If you update the MIB object to use '0000010100000000'H instead of
'0000000000000000'H, then you have fixed the MIB but broken fielded
implementations that return or expect '0000000000000000'H. So the
right thing would be to deprecate the objects and to provide new
ones. And the managers would still need some additional logic to deal
with them correctly.
Steve> The only time I have dealt with DateAndTime is in implementing
Steve> host resources MIB, and it was simply not a problem there
Steve> (since the targets I was working with had some concept of
Steve> date).
The HOST-RESOURCES-MIB actually gets this right (even in RFC 1514).
Steve> So I am a bit puzzled about how to represent this value
Steve> in a management application. Should this be something like
Steve> "00-0-0,0:0:0.0" (not very readable, but clearly communicates
Steve> the idea), "00-1-1,0:0:0.0" (both following the display hint)
Steve> or maybe "no date"?
I think this is a design choice. The scotty code simply applies the
DISPLAY-HINT and shows "0-0-0,0:0:0.0". The scli code will recognize
the missing DateAndTime value and show "-".
Steve> A different issue: Please pardon my cultural ignorance on this
Steve> question. Americans tend to say that 2/5/2001 is February 5,
Steve> where Europeans say that it is May 2nd. Is 2001/2/5
Steve> unambiguously yyyy/mm/dd or would some consider it yyyy/dd/mm?

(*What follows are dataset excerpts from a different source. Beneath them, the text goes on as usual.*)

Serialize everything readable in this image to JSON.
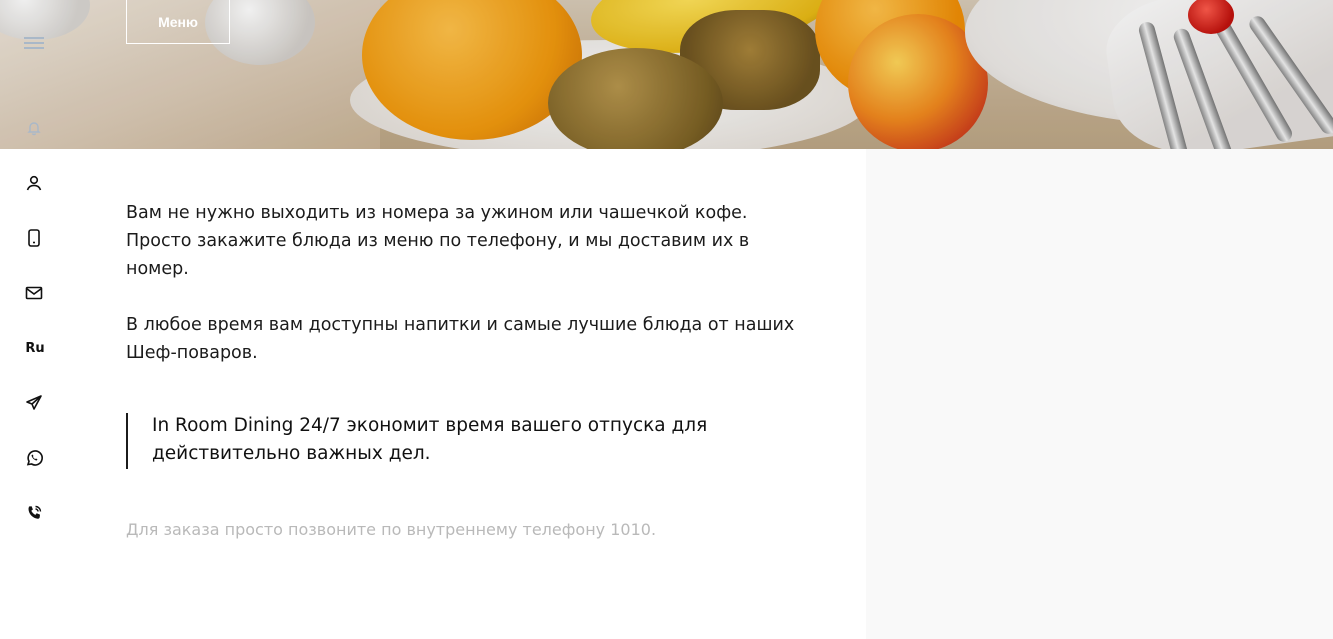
{
  "hero": {
    "menu_button_label": "Меню"
  },
  "sidebar": {
    "language": "Ru",
    "icons": [
      "hamburger-menu-icon",
      "bell-icon",
      "user-icon",
      "phone-icon",
      "mail-icon",
      "telegram-icon",
      "whatsapp-icon",
      "phone-call-icon"
    ]
  },
  "content": {
    "paragraph_1": "Вам не нужно выходить из номера за ужином или чашечкой кофе. Просто закажите блюда из меню по телефону, и мы доставим их в номер.",
    "paragraph_2": "В любое время вам доступны напитки и самые лучшие блюда от наших Шеф-поваров.",
    "quote": "In Room Dining 24/7 экономит время вашего отпуска для действительно важных дел.",
    "note": "Для заказа просто позвоните по внутреннему телефону 1010."
  },
  "colors": {
    "text": "#1b1b1b",
    "muted": "#b9b9b9",
    "panel": "#f9f9f9",
    "sidebar_faded": "#a9b8c8"
  }
}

Steve> I know the usage is spelled out in RFC2579, but I'd like to
Steve> make sure what a management app displays is ambiguous de facto,
Steve> as well as de jure.
I personally can only recommend to use the ISO date format "yyyy-mm-dd
hh:mm:ss" as in "2001-10-18 12:19:18 +02:00" (which is almost the
DISPLAY-HINT format defined in RFC 2579). (Note that this format
ignores the deci-seconds - something I personally never had problems
with so far - but it depends on the MIB objects that use DateAndTime.)
My observation is that more and more software package which do not
support proper localization use this format as it seems to have little
changes of mis-interpretation. For more details and some other views
on this subject read <draft-ietf-impp-datetime-05.txt>.